Hadal Trench Environment and Current Research

The hadal is the deepest part of the ocean, with depths ranging from 6,000 to 11,000 meters. There are 46 hadal zones on our planet, including 33 trenches and 13 troughs, with the Mariana trench being the world's deepest. Troughs are groups of deep-sea basins that do not originate at plate intersections, whereas trenches are V-shaped cross-section areas that are typically long and narrow, and geographically isolated from one another. Of the 33 trenches, 26 are located in the Pacific Ocean, 3 in the Atlantic Ocean, 2 in the Indian Ocean, and 2 in the Southern Ocean. The hadal zone covers less than 1% of the entire ocean surface area yet accounts for 45 percent of entire ocean depth. Oceanic trenches are prominent long, narrow topographic depressions of the ocean floor. They are typically 50 to 100 kilometers (30 to 60 mi) wide and 3 to 4 km (1.9 to 2.5 mi) below the level of the surrounding oceanic floor, but can be thousands of kilometers in length. There are about 50,000 kilometers (31,000 mi) of oceanic trenches worldwide, mostly around the Pacific Ocean, but also in the eastern Indian Ocean and a few other locations. The greatest ocean depth measured is in the Challenger Deep of the Mariana Trench, at a depth of 11,034 m (36,201 ft) below sea level.

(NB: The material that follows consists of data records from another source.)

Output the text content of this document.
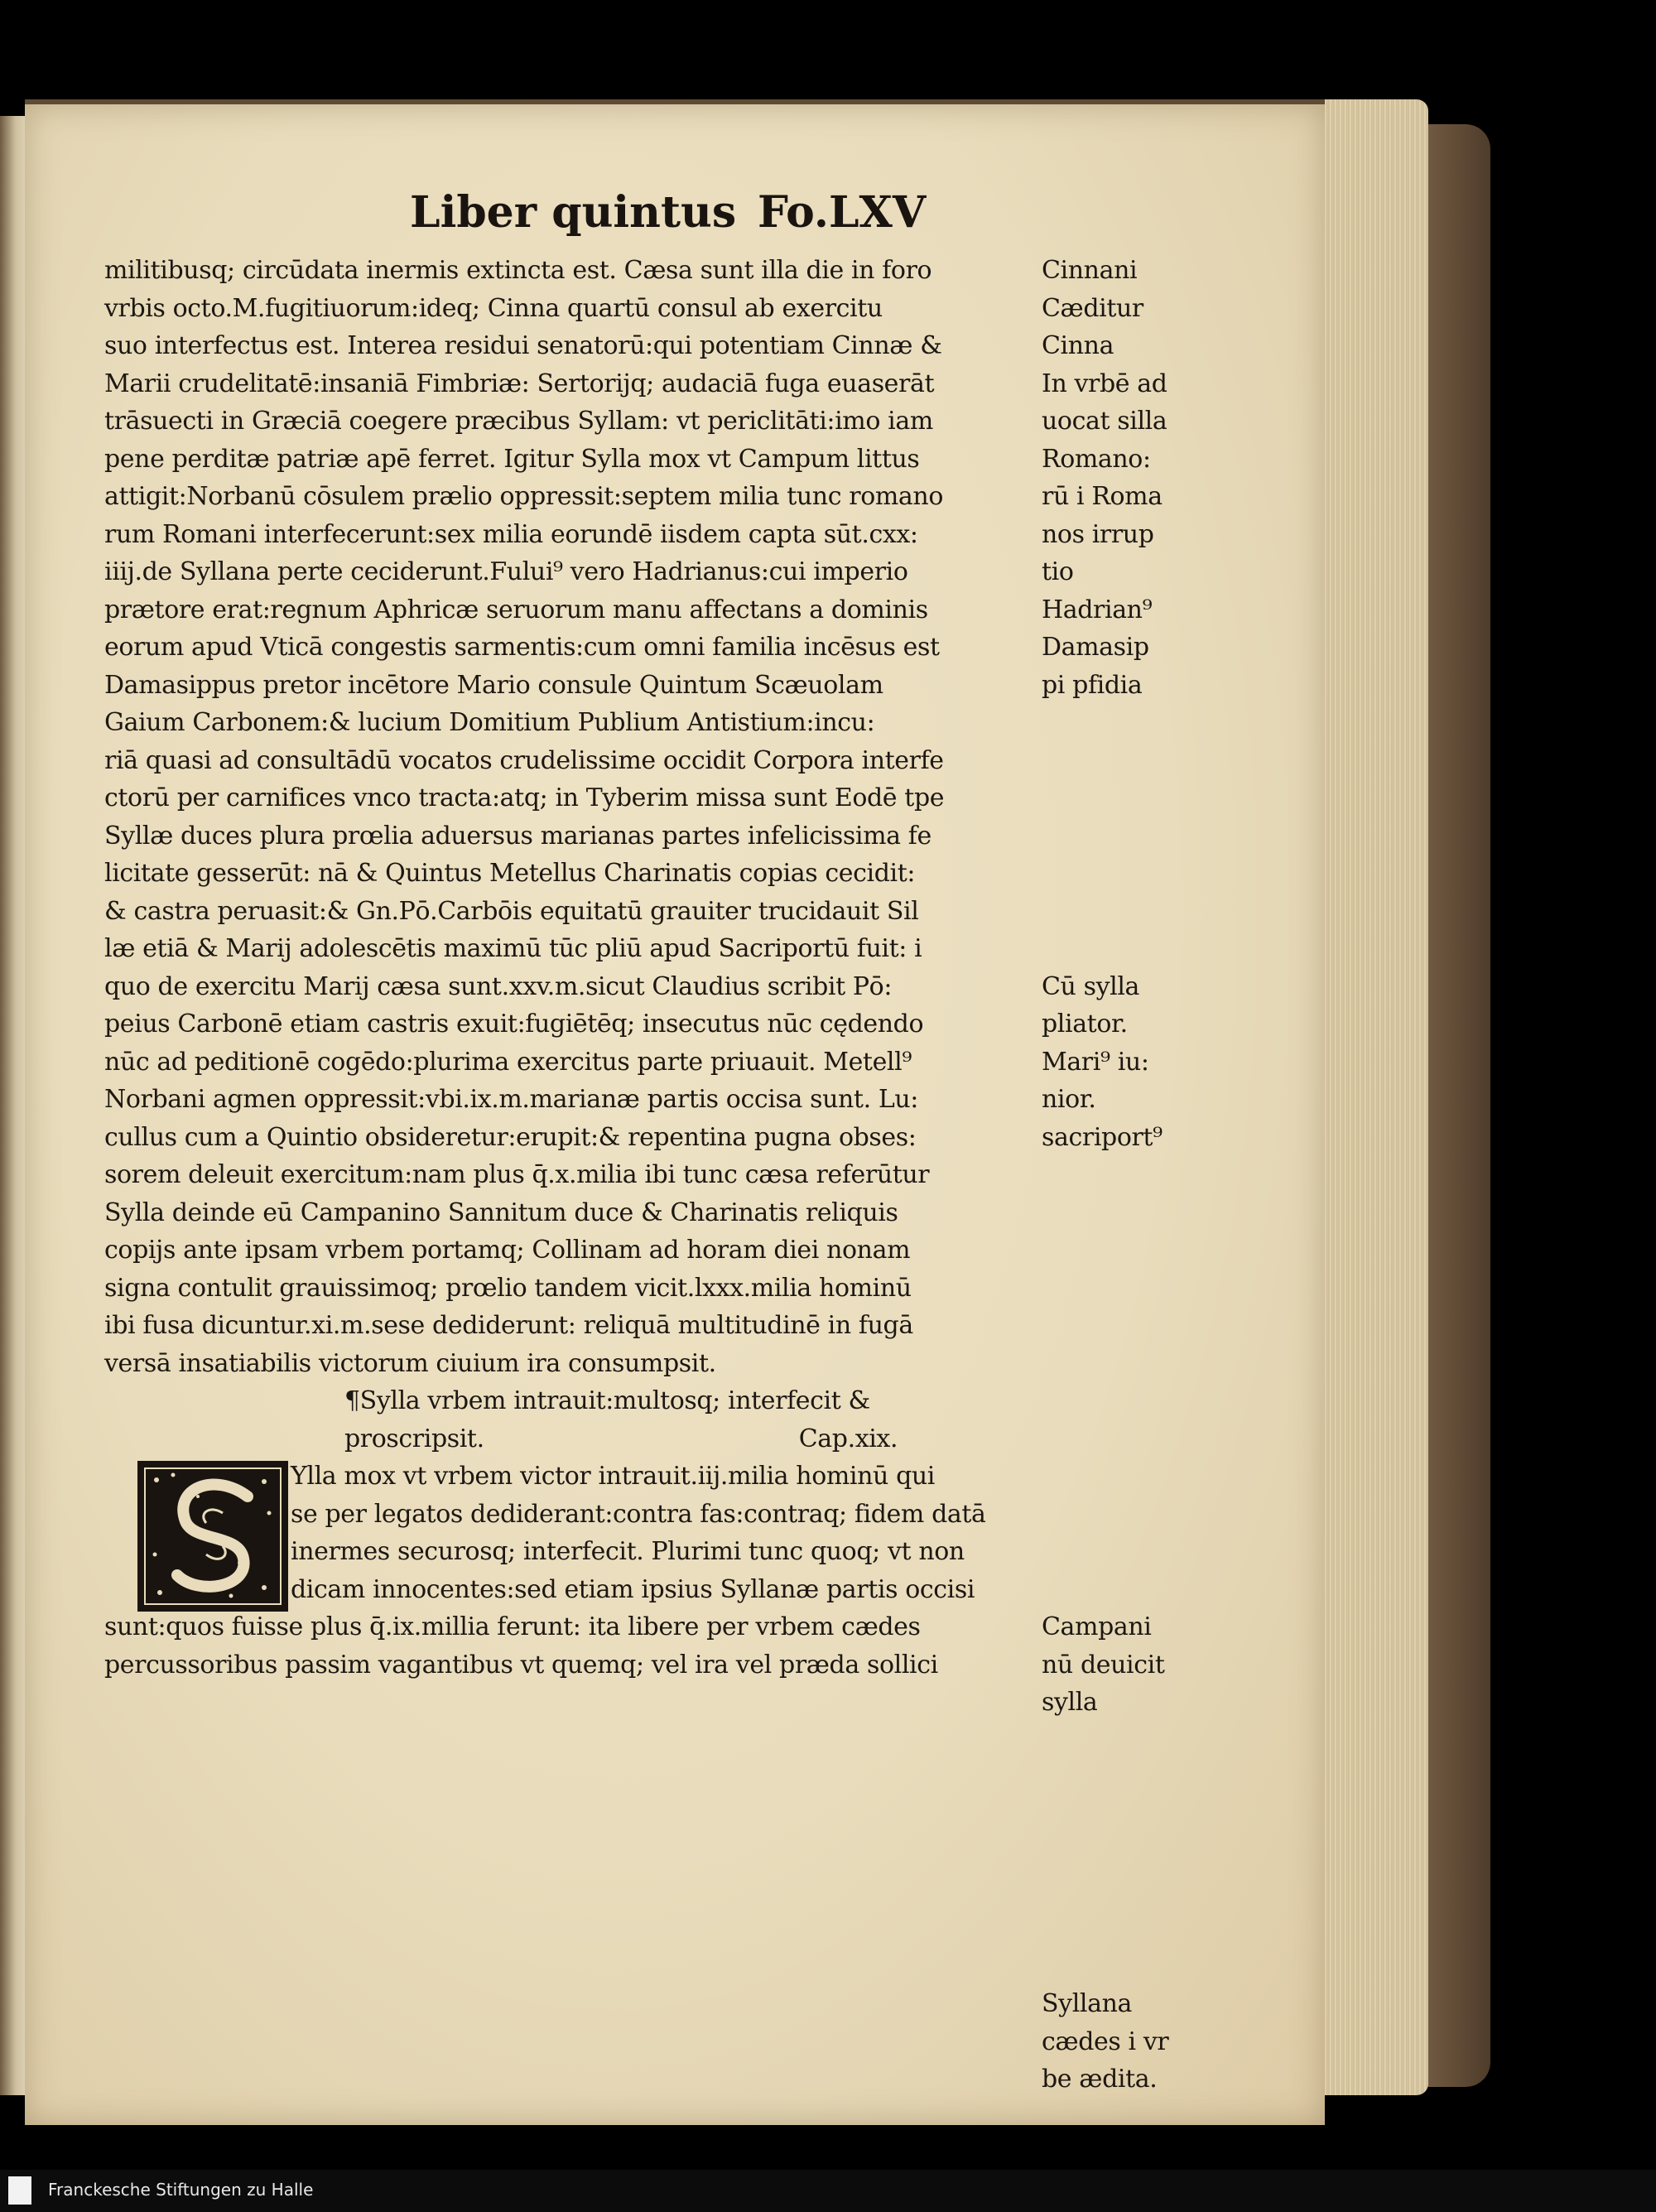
Liber quintus Fo.LXV
militibusq; circūdata inermis extincta est. Cæsa sunt illa die in foro
vrbis octo.M.fugitiuorum:ideq; Cinna quartū consul ab exercitu
suo interfectus est. Interea residui senatorū:qui potentiam Cinnæ &
Marii crudelitatē:insaniā Fimbriæ: Sertorijq; audaciā fuga euaserāt
trāsuecti in Græciā coegere præcibus Syllam: vt periclitāti:imo iam
pene perditæ patriæ apē ferret. Igitur Sylla mox vt Campum littus
attigit:Norbanū cōsulem prælio oppressit:septem milia tunc romano
rum Romani interfecerunt:sex milia eorundē iisdem capta sūt.cxx:
iiij.de Syllana perte ceciderunt.Fului⁹ vero Hadrianus:cui imperio
prætore erat:regnum Aphricæ seruorum manu affectans a dominis
eorum apud Vticā congestis sarmentis:cum omni familia incēsus est
Damasippus pretor incētore Mario consule Quintum Scæuolam
Gaium Carbonem:& lucium Domitium Publium Antistium:incu:
riā quasi ad consultādū vocatos crudelissime occidit Corpora interfe
ctorū per carnifices vnco tracta:atq; in Tyberim missa sunt Eodē tpe
Syllæ duces plura prœlia aduersus marianas partes infelicissima fe
licitate gesserūt: nā & Quintus Metellus Charinatis copias cecidit:
& castra peruasit:& Gn.Pō.Carbōis equitatū grauiter trucidauit Sil
læ etiā & Marij adolescētis maximū tūc pliū apud Sacriportū fuit: i
quo de exercitu Marij cæsa sunt.xxv.m.sicut Claudius scribit Pō:
peius Carbonē etiam castris exuit:fugiētēq; insecutus nūc cędendo
nūc ad peditionē cogēdo:plurima exercitus parte priuauit. Metell⁹
Norbani agmen oppressit:vbi.ix.m.marianæ partis occisa sunt. Lu:
cullus cum a Quintio obsideretur:erupit:& repentina pugna obses:
sorem deleuit exercitum:nam plus q̄.x.milia ibi tunc cæsa referūtur
Sylla deinde eū Campanino Sannitum duce & Charinatis reliquis
copijs ante ipsam vrbem portamq; Collinam ad horam diei nonam
signa contulit grauissimoq; prœlio tandem vicit.lxxx.milia hominū
ibi fusa dicuntur.xi.m.sese dediderunt: reliquā multitudinē in fugā
versā insatiabilis victorum ciuium ira consumpsit.
¶Sylla vrbem intrauit:multosq; interfecit &
proscripsit.	Cap.xix.
S
Ylla mox vt vrbem victor intrauit.iij.milia hominū qui
se per legatos dediderant:contra fas:contraq; fidem datā
inermes securosq; interfecit. Plurimi tunc quoq; vt non
dicam innocentes:sed etiam ipsius Syllanæ partis occisi
sunt:quos fuisse plus q̄.ix.millia ferunt: ita libere per vrbem cædes
percussoribus passim vagantibus vt quemq; vel ira vel præda sollici
Cinnani
Cæditur
Cinna
In vrbē ad
uocat silla
Romano:
rū i Roma
nos irrup
tio
Hadrian⁹
Damasip
pi pfidia
Cū sylla
pliator.
Mari⁹ iu:
nior.
sacriport⁹
Campani
nū deuicit
sylla
Syllana
cædes i vr
be ædita.
Franckesche Stiftungen zu Halle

Oceanic trenches, in particular, are a hallmark of convergent plate borders, which occur when two or more tectonic plates collide. Dense lithosphere dissipates or slips beneath less dense lithosphere at numerous convergent plate borders, generating trenches in the process known as subduction. Deep-sea trenches have a V-shaped cross section, with the landward side being steeper. A typical trench's temperature ranges between 1 and 4 degrees Celsius at the bottom. In addition to low temperatures, hydrostatic pressure rises by one atmosphere (atm) for every 10 meters of depth, bringing the pressure in the hadal zone to around 600 to 1,100 atm. The trench is one of the most peculiar environments on Earth due to its extreme pressure, lack of sunlight, and frigid temperatures.